Saturday, August 17, 2013

MOVIE REVIEW -JOBS "A Visual Powerpoint"

Ashton Kutcher killed it in the biopic Jobs! He got the walk down. He got the talk down. He got the ticks and fidgets of a deeply wounded man down. But this movie is not worth the price of viewing. Ashton's parts should be taken and made into re-enactments for a documentary about the evolution of the Apple computer.

Steve Jobs was a lot of things to a lot of people. As a loyal Apple user I wanted to understand this enigma of a man. I wanted to spend 2 hours understanding his genius, contemplating his philosophy, comprehending his demons. Unfortunately, the screenwriter failed to bring me this side of the story. I can't even call it a story because there was none. Jobs suffers from a debilitating lack of character motivation. The writer never bothered to answer the question "Why?" in any of the scenes and scenarios of a recent history we're all expected to know. The movie presented itself like a glossy visual PowerPoint with bullet points as the dialogue.

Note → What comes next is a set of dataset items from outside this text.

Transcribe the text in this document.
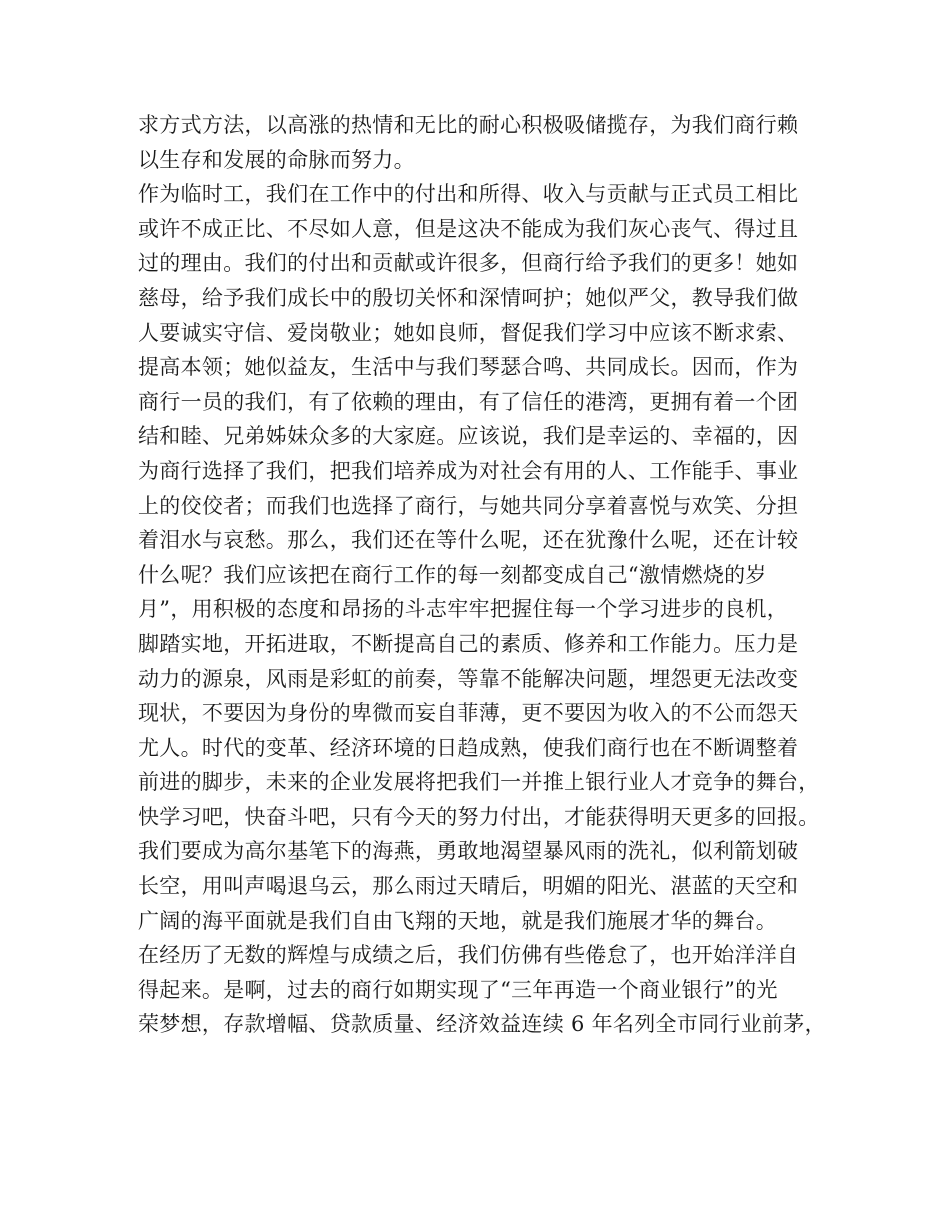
求方式方法，以高涨的热情和无比的耐心积极吸储揽存，为我们商行赖
以生存和发展的命脉而努力。
作为临时工，我们在工作中的付出和所得、收入与贡献与正式员工相比
或许不成正比、不尽如人意，但是这决不能成为我们灰心丧气、得过且
过的理由。我们的付出和贡献或许很多，但商行给予我们的更多！她如
慈母，给予我们成长中的殷切关怀和深情呵护；她似严父，教导我们做
人要诚实守信、爱岗敬业；她如良师，督促我们学习中应该不断求索、
提高本领；她似益友，生活中与我们琴瑟合鸣、共同成长。因而，作为
商行一员的我们，有了依赖的理由，有了信任的港湾，更拥有着一个团
结和睦、兄弟姊妹众多的大家庭。应该说，我们是幸运的、幸福的，因
为商行选择了我们，把我们培养成为对社会有用的人、工作能手、事业
上的佼佼者；而我们也选择了商行，与她共同分享着喜悦与欢笑、分担
着泪水与哀愁。那么，我们还在等什么呢，还在犹豫什么呢，还在计较
什么呢？我们应该把在商行工作的每一刻都变成自己“激情燃烧的岁
月”，用积极的态度和昂扬的斗志牢牢把握住每一个学习进步的良机，
脚踏实地，开拓进取，不断提高自己的素质、修养和工作能力。压力是
动力的源泉，风雨是彩虹的前奏，等靠不能解决问题，埋怨更无法改变
现状，不要因为身份的卑微而妄自菲薄，更不要因为收入的不公而怨天
尤人。时代的变革、经济环境的日趋成熟，使我们商行也在不断调整着
前进的脚步，未来的企业发展将把我们一并推上银行业人才竞争的舞台，
快学习吧，快奋斗吧，只有今天的努力付出，才能获得明天更多的回报。
我们要成为高尔基笔下的海燕，勇敢地渴望暴风雨的洗礼，似利箭划破
长空，用叫声喝退乌云，那么雨过天晴后，明媚的阳光、湛蓝的天空和
广阔的海平面就是我们自由飞翔的天地，就是我们施展才华的舞台。
在经历了无数的辉煌与成绩之后，我们仿佛有些倦怠了，也开始洋洋自
得起来。是啊，过去的商行如期实现了“三年再造一个商业银行”的光
荣梦想，存款增幅、贷款质量、经济效益连续 6 年名列全市同行业前茅，
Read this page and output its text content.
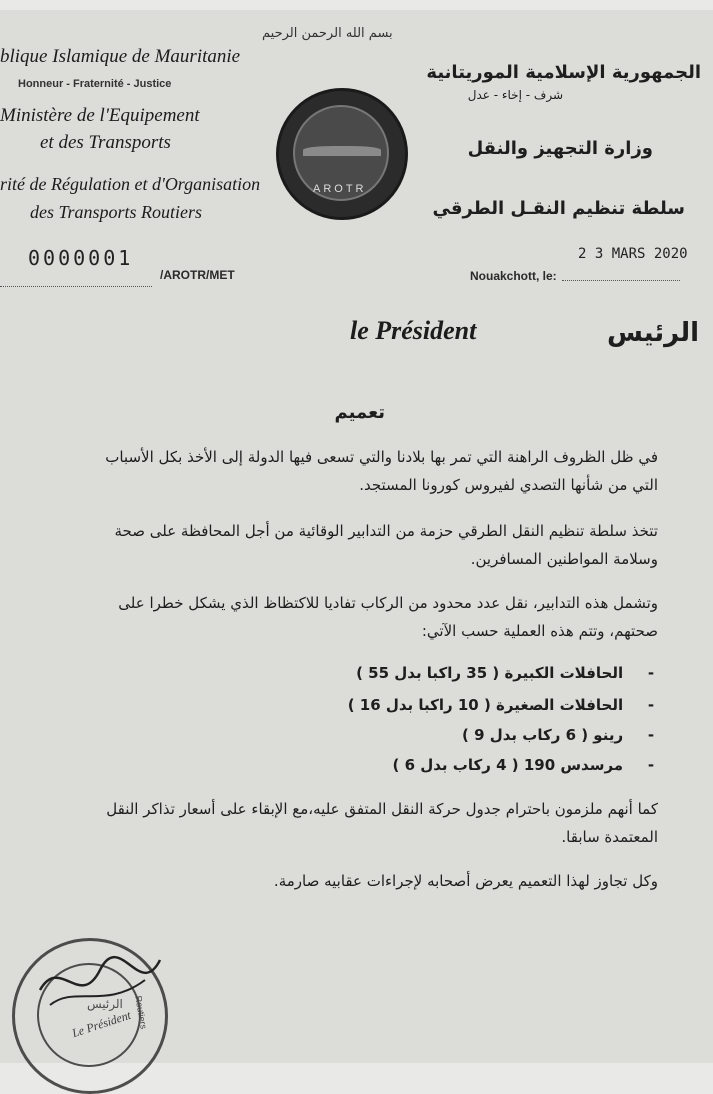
بسم الله الرحمن الرحيم
blique Islamique de Mauritanie
Honneur - Fraternité - Justice
Ministère de l'Equipement
et des Transports
rité de Régulation et d'Organisation
des Transports Routiers
AROTR
الجمهورية الإسلامية الموريتانية
شرف - إخاء - عدل
وزارة التجهيز والنقل
سلطة تنظيم النقـل الطرقي
0000001
/AROTR/MET	Nouakchott, le:
2 3 MARS 2020
le Président	الرئيس
تعميم
في ظل الظروف الراهنة التي تمر بها بلادنا والتي تسعى فيها الدولة إلى الأخذ بكل الأسباب
التي من شأنها التصدي لفيروس كورونا المستجد.
تتخذ سلطة تنظيم النقل الطرقي حزمة من التدابير الوقائية من أجل المحافظة على صحة
وسلامة المواطنين المسافرين.
وتشمل هذه التدابير، نقل عدد محدود من الركاب تفاديا للاكتظاظ الذي يشكل خطرا على
صحتهم، وتتم هذه العملية حسب الآتي:
-    الحافلات الكبيرة ( 35 راكبا بدل 55 )
-    الحافلات الصغيرة ( 10 راكبا بدل 16 )
-    رينو ( 6 ركاب بدل 9 )
-    مرسدس 190 ( 4 ركاب بدل 6 )
كما أنهم ملزمون باحترام جدول حركة النقل المتفق عليه،مع الإبقاء على أسعار تذاكر النقل
المعتمدة سابقا.
وكل تجاوز لهذا التعميم يعرض أصحابه لإجراءات عقابيه صارمة.
الرئيس
Le Président Routiers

Take the beginning. There are three of them. We fade from black to see Steve Jobs introducing the device that did in fact revolutionize society as we know it: the iPod. This fantastic scene never, ever, comes back into the 2 hour story. Then there's a scene with Steve bare-footing around Reed college where he's dropped out but still goes to philosophy and calligraphy class and gives freelove to random co-eds never hiding the fact that he has a girlfriend. If you know some of Jobs' story, you know that calligraphy inspired him in the digital world, but that point never comes up again in the 2 hour story. And finally, there's a third attempt at exposition where we meet Woz, Steve's right hand man. Woz helps Steve solve an engineering problem and the two decide to build a personal computer for the everyday man or woman. This is really where the story starts. But by then I was already wary.

The problem is, from there until 2 hours later, the movie becomes a documentary about the evolution of early Apple products. We see the Apple, the Apple II, the Lisa, the Macintosh. We hear a lot of technical jargon that went right over my head so I couldn't appreciate the complexity and beauty of what was doin' on the screen. I think the writer didn't consider that lay people outside of Cupertino, CA were coming to see this movie. There were too many facts and not close to enough emotion or connecting drama.

Steve Jobs and Steve Wozniak had a Kirk and Spock type of relationship where they fueled each other to explore brave, new worlds where no one even dared dream were possible. There are attempts -brittle attempts- at exploring this relationship. But it fell so short. Watching the scenes between Ashton Kutcher's Jobs and Josh Gad's Woz you feel them delivering a performance that makes you lean forward. There are these pregnant pauses, these deep, penetrating glances and glares, these witty battles of wits between the two actors. But they just weren't given the words to say.

The same can be said for every character that revolved around Jobs from the rest of the founders of Apple who were cheated of their company bonds after bleeding in the Jobs' family garage to Jobs' issues with his adoption and his own absentee parenting which they glanced over. All of the elements of a great story were there. But the writer never went there.